Gold price stays flat as Yellen’s comments drove up US yields

US Treasury Secretary Janet Yellen. Credit: University of Michigan’s Ford School

Gold steadied in a narrow range on Monday despite comments by US Treasury Secretary Janet Yellen on inflation and expectations for fiscal spending pushed treasury yields higher.

Spot gold gained only 0.1%, up to $1,892.74 per ounce by 11:45 a.m. ET, after falling by as much as 0.4% earlier in the session. US gold futures rose 0.2% to trade at $1,896.10 per ounce in New York.

[Click here for an interactive chart of gold prices]

Bullion opened in the red after Yellen said on Sunday that President Joe Biden should push forward with his $4 trillion spending plans even if they trigger inflation that persists into next year, adding that a “slightly higher” interest rate environment would be a “plus.” That helped boost treasury rates, making non-interest bearing gold seem less attractive.

Gold has been hovering around $1,900 an ounce amid a debate around price pressures and speculation over whether the Federal Reserve will start talks on the idea of tapering its massive bond-buying program. On Friday, gold jumped as a Labor Department report showed job gains in May fell short of economists’ estimates, diminishing expectations for early monetary tightening.

Traders will look to Thursday’s US consumer price index report for more clues on whether the central bank will be forced to curb inflation.
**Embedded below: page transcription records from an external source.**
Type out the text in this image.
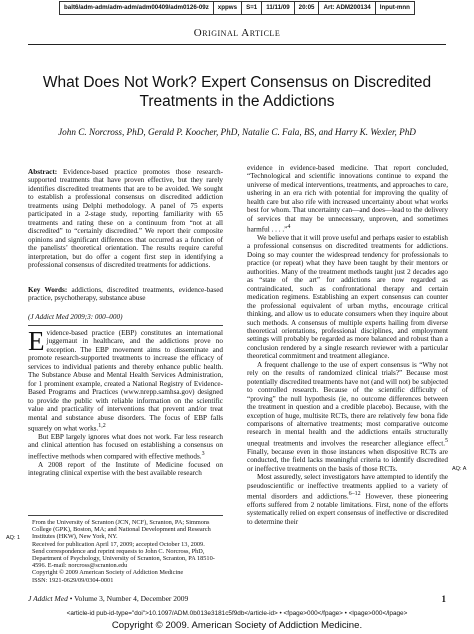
balt6/adm-adm/adm-adm/adm00409/adm0126-09z	xppws	S=1	11/11/09	20:05	Art: ADM200134	Input-mnn
Original Article
What Does Not Work? Expert Consensus on Discredited Treatments in the Addictions
John C. Norcross, PhD, Gerald P. Koocher, PhD, Natalie C. Fala, BS, and Harry K. Wexler, PhD

Abstract: Evidence-based practice promotes those research-supported treatments that have proven effective, but they rarely identifies discredited treatments that are to be avoided. We sought to establish a professional consensus on discredited addiction treatments using Delphi methodology. A panel of 75 experts participated in a 2-stage study, reporting familiarity with 65 treatments and rating these on a continuum from “not at all discredited” to “certainly discredited.” We report their composite opinions and significant differences that occurred as a function of the panelists’ theoretical orientation. The results require careful interpretation, but do offer a cogent first step in identifying a professional consensus of discredited treatments for addictions.

Key Words: addictions, discredited treatments, evidence-based practice, psychotherapy, substance abuse

(J Addict Med 2009;3: 000–000)

Evidence-based practice (EBP) constitutes an international juggernaut in healthcare, and the addictions prove no exception. The EBP movement aims to disseminate and promote research-supported treatments to increase the efficacy of services to individual patients and thereby enhance public health. The Substance Abuse and Mental Health Services Administration, for 1 prominent example, created a National Registry of Evidence-Based Programs and Practices (www.nrepp.samhsa.gov) designed to provide the public with reliable information on the scientific value and practicality of interventions that prevent and/or treat mental and substance abuse disorders. The focus of EBP falls squarely on what works.$^{1,2}$

But EBP largely ignores what does not work. Far less research and clinical attention has focused on establishing a consensus on ineffective methods when compared with effective methods.$^3$

A 2008 report of the Institute of Medicine focused on integrating clinical expertise with the best available research

AQ: 1

From the University of Scranton (JCN, NCF), Scranton, PA; Simmons College (GPK), Boston, MA; and National Development and Research Institutes (HKW), New York, NY.

Received for publication April 17, 2009; accepted October 13, 2009.

Send correspondence and reprint requests to John C. Norcross, PhD, Department of Psychology, University of Scranton, Scranton, PA 18510-4596. E-mail: norcross@scranton.edu

Copyright © 2009 American Society of Addiction Medicine

ISSN: 1921-0629/09/0304-0001

evidence in evidence-based medicine. That report concluded, “Technological and scientific innovations continue to expand the universe of medical interventions, treatments, and approaches to care, ushering in an era rich with potential for improving the quality of health care but also rife with increased uncertainty about what works best for whom. That uncertainty can—and does—lead to the delivery of services that may be unnecessary, unproven, and sometimes harmful . . . .”$^4$

We believe that it will prove useful and perhaps easier to establish a professional consensus on discredited treatments for addictions. Doing so may counter the widespread tendency for professionals to practice (or repeat) what they have been taught by their mentors or authorities. Many of the treatment methods taught just 2 decades ago as “state of the art” for addictions are now regarded as contraindicated, such as confrontational therapy and certain medication regimens. Establishing an expert consensus can counter the professional equivalent of urban myths, encourage critical thinking, and allow us to educate consumers when they inquire about such methods. A consensus of multiple experts hailing from diverse theoretical orientations, professional disciplines, and employment settings will probably be regarded as more balanced and robust than a conclusion rendered by a single research reviewer with a particular theoretical commitment and treatment allegiance.

A frequent challenge to the use of expert consensus is “Why not rely on the results of randomized clinical trials?” Because most potentially discredited treatments have not (and will not) be subjected to controlled research. Because of the scientific difficulty of “proving” the null hypothesis (ie, no outcome differences between the treatment in question and a credible placebo). Because, with the exception of huge, multisite RCTs, there are relatively few bona fide comparisons of alternative treatments; most comparative outcome research in mental health and the addictions entails structurally unequal treatments and involves the researcher allegiance effect.$^5$ Finally, because even in those instances when dispositive RCTs are conducted, the field lacks meaningful criteria to identify discredited or ineffective treatments on the basis of those RCTs.

Most assuredly, select investigators have attempted to identify the pseudoscientific or ineffective treatments applied to a variety of mental disorders and addictions.$^{6-12}$ However, these pioneering efforts suffered from 2 notable limitations. First, none of the efforts systematically relied on expert consensus of ineffective or discredited to determine their

AQ: A
J Addict Med • Volume 3, Number 4, December 2009	1
<article-id pub-id-type="doi">10.1097/ADM.0b013e3181c5f9db</article-id> • <fpage>000</fpage> • <lpage>000</lpage>
Copyright © 2009. American Society of Addiction Medicine.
Bullion is considered a hedge against inflation, which could follow stimulus measures.

“While gold is pretty bullish, US Treasury Secretary Janet Yellen’s comments are keeping a lid on prices,” Bob Haberkorn, senior market strategist at RJO Futures, told Reuters.

“The big thing people are waiting for is the Fed’s plan is on easing and also on (interest) rates and if the Fed remains quiet over the next week or two … you could see a move north of $1,900, while a failure to break above $1,900 could push it down, dependent on the Fed’s stance,” Haberkorn added.

Buoying gold, the dollar index inched down, potentially boosting appeal for those holding other currencies.